MEK- Iran: Rouhani’s Answers Leave MPs Unsatisfied

Archive-Rouhani was called to the regime’s parliament to answer questions about the dire economic condition, the plunge of Rial, etc. As Iran protests grow across the country, the infighting among regime rivals expands

There have been signs that the Iranian regime has been dealing with instability within the leadership for some time. The Minister for Labour and the Economic Minister were both removed from their positions in recent weeks, and Rouhani appeared before MPs on August 28th to explain the country’s woeful economic situation.

Rouhani answered five questions on the economy. Four of the responses were unsatisfactory. Among the 82 MPs that witnessed the session, approximately 75% felt that his answers to questions on unemployment and inflation were not acceptable.

An Economy in Crisis

In the last six months, the rial has plummeted in value against the dollar. Its value is around half of that at the beginning of 2018. Poverty is creeping up, with many Iranians struggling for economic survival.

One-third of the population now live below the international poverty line based on regime sources, with one in ten living in conditions that amount to “absolute poverty” (the reality is a lot worse). Mohsen Hashemi, Chairman of Tehran’s Council, puts the blame squarely at the regime’s doorstep. He said the mullah’s “quick and careless formation of policies” has destroyed the economy.

A Web of Deceit

During the hearing with MPs, Rouhani spouted fabricated figures and statistics as he attempted to put a positive spin on his government’s five-year tenure. Rather than acknowledge his government’s failings, he instead blamed the economic crisis on the perceptions of the Iranian people.

“All of a sudden, people’s perception of Iran’s future changed, and this is a major problem”, he said. “Banking irregularities and the economic boom and the currency prices are all important issues, but they all pale in relation to the issue of public trust and hope”, he added.

Rouhani pinpointed the uprisings in December and January, as the moment that the current economic crisis began. “Suddenly the circumstances in the country changed”, he said.

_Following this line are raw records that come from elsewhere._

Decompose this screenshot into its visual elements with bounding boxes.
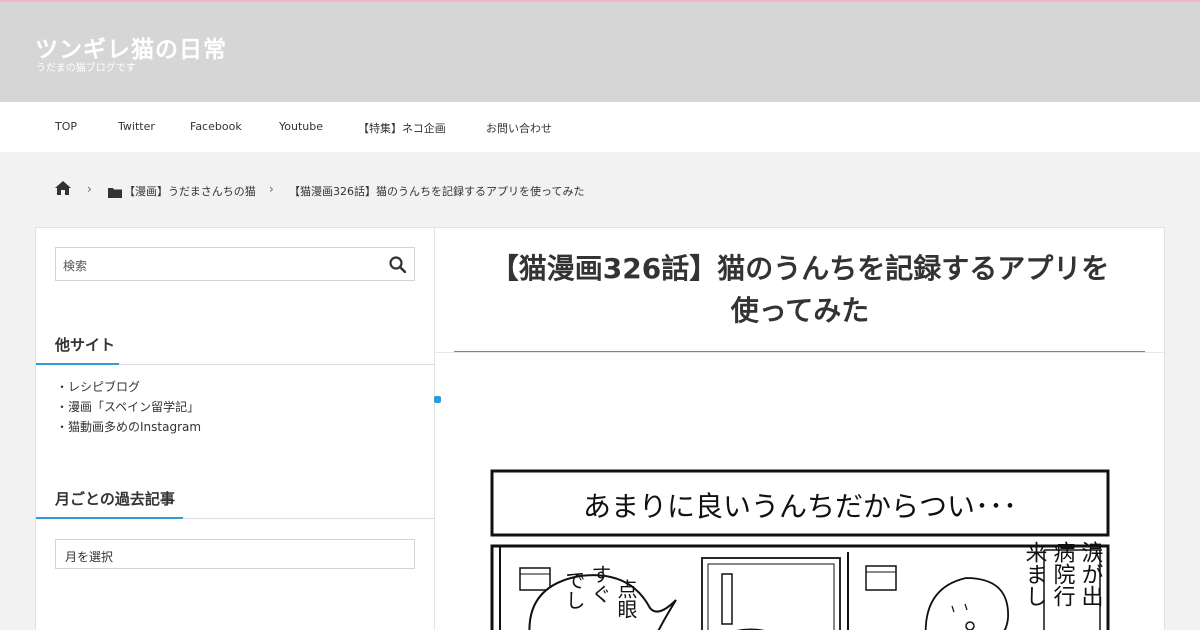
search-input[interactable]: 検索 — [55, 247, 415, 281]
folder-icon — [108, 183, 122, 202]
nav-item-top[interactable]: TOP — [55, 120, 77, 133]
nav-item-feature[interactable]: 【特集】ネコ企画 — [358, 120, 446, 136]
breadcrumb: › 【漫画】うだまさんちの猫 › 【猫漫画326話】猫のうんちを記録するアプリを… — [0, 152, 1200, 227]
nav-item-youtube[interactable]: Youtube — [279, 120, 323, 133]
widget-title-archive: 月ごとの過去記事 — [55, 490, 175, 508]
archive-select-label: 月を選択 — [65, 550, 114, 564]
comic-image: あまりに良いうんちだからつい･･･ 点眼 すぐ でし 涙が出 病院行 来まし — [490, 469, 1110, 630]
widget-accent-bar — [36, 517, 183, 519]
title-divider — [435, 352, 1164, 353]
site-description: うだまの猫ブログです — [36, 63, 136, 74]
nav-item-facebook[interactable]: Facebook — [190, 120, 242, 133]
slider-dot — [434, 396, 441, 403]
nav-item-contact[interactable]: お問い合わせ — [486, 120, 552, 136]
widget-accent-bar — [36, 363, 119, 365]
link-instagram[interactable]: ・猫動画多めのInstagram — [56, 418, 201, 435]
comic-text: すぐ — [588, 564, 612, 604]
link-spain-comic[interactable]: ・漫画「スペイン留学記」 — [56, 398, 199, 415]
link-recipe-blog[interactable]: ・レシピブログ — [56, 378, 140, 395]
post-title-line: 使ってみた — [730, 294, 870, 327]
comic-text: 病院行 — [1050, 541, 1076, 607]
widget-title-other-sites: 他サイト — [55, 336, 116, 354]
global-nav: TOP Twitter Facebook Youtube 【特集】ネコ企画 お問… — [0, 102, 1200, 152]
archive-month-select[interactable]: 月を選択 — [55, 539, 415, 569]
breadcrumb-category[interactable]: 【漫画】うだまさんちの猫 — [124, 183, 256, 199]
comic-caption: あまりに良いうんちだからつい･･･ — [583, 490, 1017, 523]
post-article: 【猫漫画326話】猫のうんちを記録するアプリを 使ってみた あまりに良いうんちだ… — [434, 227, 1165, 630]
search-placeholder: 検索 — [63, 259, 88, 273]
post-title: 【猫漫画326話】猫のうんちを記録するアプリを 使ってみた — [455, 248, 1145, 332]
chevron-right-icon: › — [87, 182, 92, 196]
sidebar: 検索 他サイト ・レシピブログ ・漫画「スペイン留学記」 ・猫動画多めのInst… — [35, 227, 435, 630]
comic-text: 来まし — [1022, 541, 1048, 607]
comic-text: 点眼 — [614, 579, 638, 619]
title-underline — [454, 351, 1145, 352]
post-title-line: 【猫漫画326話】猫のうんちを記録するアプリを — [490, 252, 1110, 285]
home-icon[interactable] — [55, 180, 71, 199]
chevron-right-icon: › — [269, 182, 274, 196]
nav-item-twitter[interactable]: Twitter — [118, 120, 155, 133]
search-icon[interactable] — [389, 256, 407, 277]
breadcrumb-current: 【猫漫画326話】猫のうんちを記録するアプリを使ってみた — [289, 185, 585, 198]
comic-text: でし — [562, 570, 586, 610]
comic-text: 涙が出 — [1078, 541, 1104, 607]
site-header: ツンギレ猫の日常 うだまの猫ブログです — [0, 2, 1200, 102]
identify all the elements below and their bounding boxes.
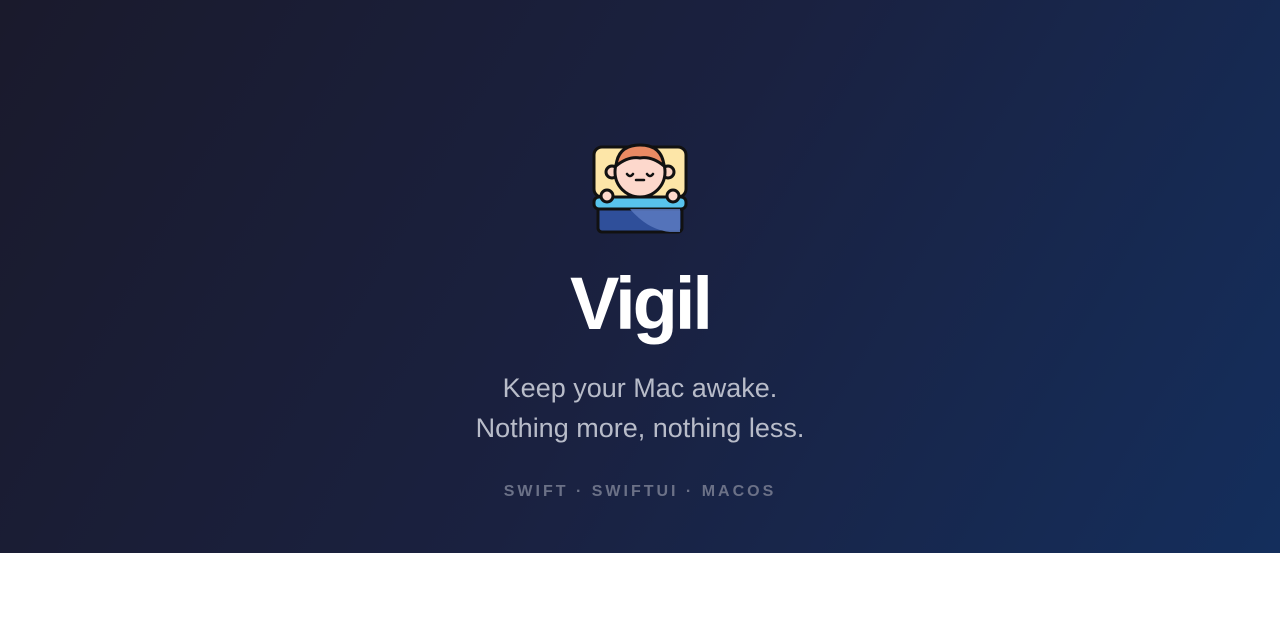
tagline-line-1: Keep your Mac awake. — [502, 373, 778, 403]
tech-stack-label: SWIFT · SWIFTUI · MACOS — [503, 483, 777, 500]
tagline-line-2: Nothing more, nothing less. — [475, 413, 805, 443]
app-title: Vigil — [570, 262, 713, 345]
page-body — [0, 553, 1280, 640]
sleeping-character-in-bed-icon — [592, 143, 688, 234]
hero-banner: Vigil Keep your Mac awake. Nothing more,… — [0, 0, 1280, 553]
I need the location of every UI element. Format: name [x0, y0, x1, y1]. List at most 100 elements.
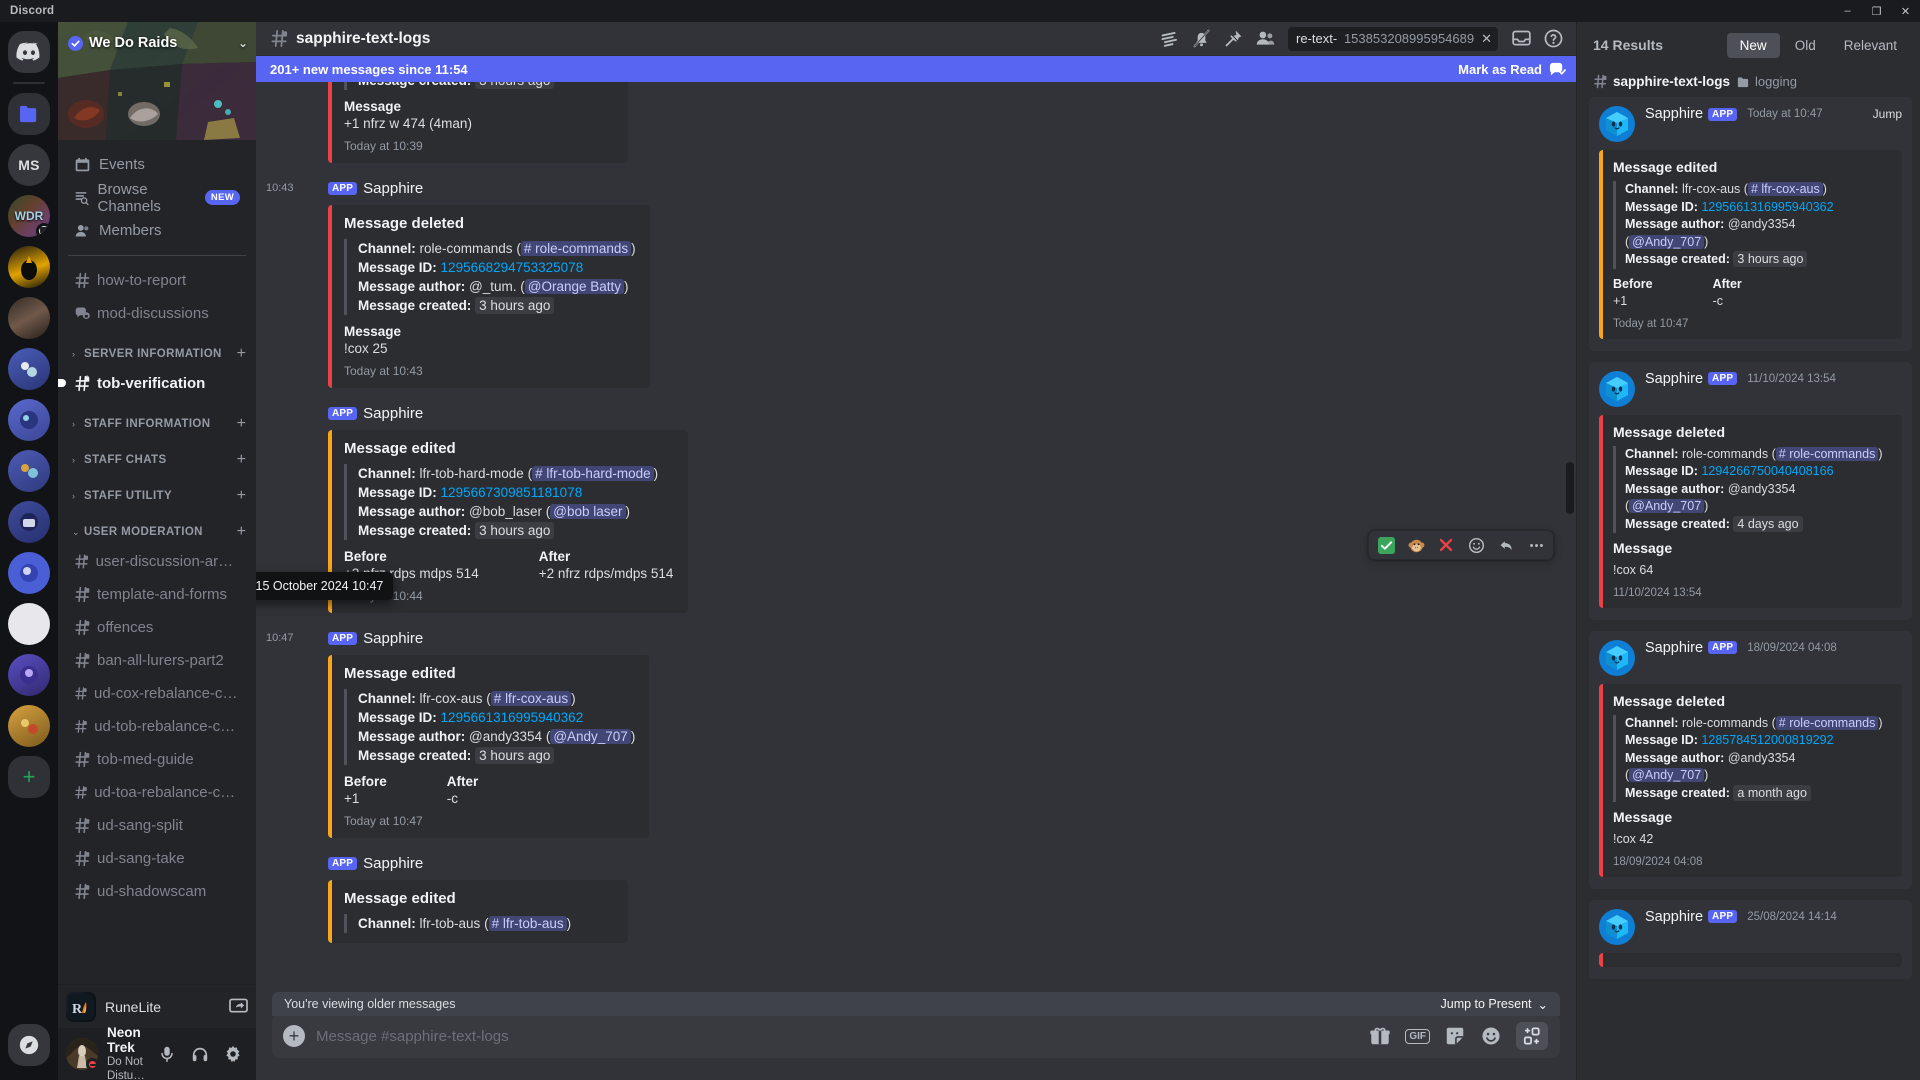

President Rouhani also blamed his counterpart in the United States, Donald Trump’s decision to withdraw from the JCPOA on the 2017/2018 uprisings. He said that the “domestic turbulence and international threats frightened the people”.

Playing Down Reports of Factional Infighting

Finally, Rouhani attempted to dispel rumors of infighting within the regime leadership. Previously he had criticised the Islamic Revolutionary Guard Corps (IRGC) of extensive smuggling, accusing the organization of smuggling billions of dollars across international borders. However, during questioning, Rouhani praised the IRGC for its role in preventing smuggling.

In refusing to give an accurate representation of his government’s role in creating the economic crisis and performing a U-turn on smuggling accusations within the IRGC, Rouhani demonstrated to the people of Iran that he has no interest in offering solutions to the country’s worsening economic situation. His answers demonstrate a leader burying his head in the sand to avoid the harsh realities of the situation, more concerned with smoothing over factionalism within his own government than improving the lives of the population.

The economic crisis ravaging the Iranian population looks set to worsen before it gets better. But one thing is certain: As seen in slogans of protesters in recent protests across Iran, shouting “Death to the Dictator” they well know that it is the entirety of the regime that is responsible for the corruption and mismanagement of the economy and that the only solution to the problem is regime change in Iran.